Diphtheria toxin bound to the phosphate portion of some, but not all, phospholipids in liposomes. Liposomes consisting of dimyristoyphosphatidylcholine and cholesterol did not bind toxin. Addition of 20 mol% (compared to dimyristoyphosphatidylcholine) of dipalmitoyl phosphatidic acid, dicetyl phosphate, phosphatidylinositol phosphate, cardiolipin or phosphatidylserine in the liposomes resulted in substantial binding of toxin.
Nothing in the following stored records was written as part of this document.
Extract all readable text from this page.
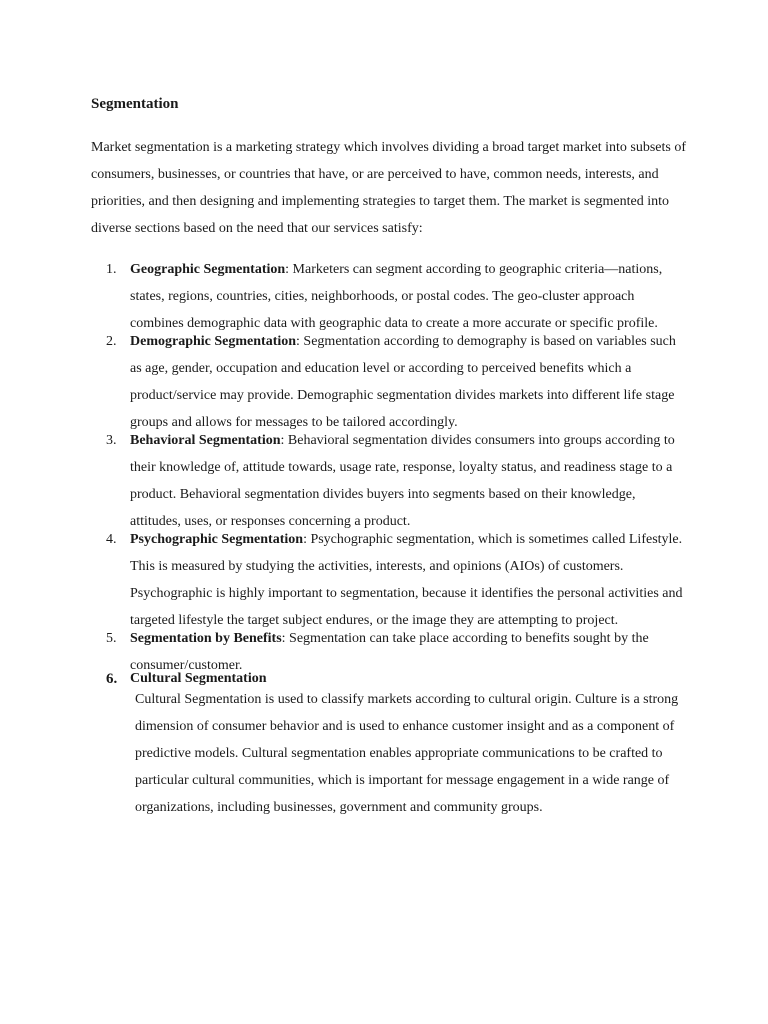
Segmentation

Market segmentation is a marketing strategy which involves dividing a broad target market into subsets of consumers, businesses, or countries that have, or are perceived to have, common needs, interests, and priorities, and then designing and implementing strategies to target them. The market is segmented into diverse sections based on the need that our services satisfy:

1. Geographic Segmentation: Marketers can segment according to geographic criteria—nations, states, regions, countries, cities, neighborhoods, or postal codes. The geo-cluster approach combines demographic data with geographic data to create a more accurate or specific profile.
2. Demographic Segmentation: Segmentation according to demography is based on variables such as age, gender, occupation and education level or according to perceived benefits which a product/service may provide. Demographic segmentation divides markets into different life stage groups and allows for messages to be tailored accordingly.
3. Behavioral Segmentation: Behavioral segmentation divides consumers into groups according to their knowledge of, attitude towards, usage rate, response, loyalty status, and readiness stage to a product. Behavioral segmentation divides buyers into segments based on their knowledge, attitudes, uses, or responses concerning a product.
4. Psychographic Segmentation: Psychographic segmentation, which is sometimes called Lifestyle. This is measured by studying the activities, interests, and opinions (AIOs) of customers. Psychographic is highly important to segmentation, because it identifies the personal activities and targeted lifestyle the target subject endures, or the image they are attempting to project.
5. Segmentation by Benefits: Segmentation can take place according to benefits sought by the consumer/customer.
6. Cultural Segmentation
Cultural Segmentation is used to classify markets according to cultural origin. Culture is a strong dimension of consumer behavior and is used to enhance customer insight and as a component of predictive models. Cultural segmentation enables appropriate communications to be crafted to particular cultural communities, which is important for message engagement in a wide range of organizations, including businesses, government and community groups.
Inclusion of phosphatidylinositol in dimyristoylphosphatidylcholine/cholesterol liposomes did not result in toxin binding. The Ca salt of dipalmitoyl phosphatidic acid was more effective than the Na salt and the highest level of binding occurred with liposomes consisting only of dipalmitoyl phosphatidic acid (Ca salt) and cholesterol. Binding of toxin to liposomes was dependent on pH and the pattern of pH dependence varied with liposomes having different compositions. Incubation of diphtheria toxin with liposomes containing dicetyl phosphate resulted in maximal binding at pH 3.6, whereas binding to liposomes containing phosphatidylinositol phosphate was maximal above pH 7. Toxin did not bind to liposomes containing 20 mol% of a free fatty acid (palmitic acid) or a sulfated lipid (3-sulfogalactosylceramide). Toxin binding to dicetyl phosphate or phosphatidylinositol phosphate was inhibited by UTP, ATP, phosphocholine or p-nitrophenyl phosphate, but not by uracil. Diphtheria toxin binds specifically to the phosphate portion of certain phospholipids. Binding to phospholipids in liposomes is dependent on pH, but is not due only to electrostatic interaction. Binding may be strongly influenced by the composition of adjacent phospholipids that do not bind toxin. A minor membrane phospholipid (such as phosphatidylinositol phosphate or phosphatidic acid) or some other phosphorylated membrane molecule (such as a phosphoprotein) may be important in the initial binding of diphtheria toxin to cells.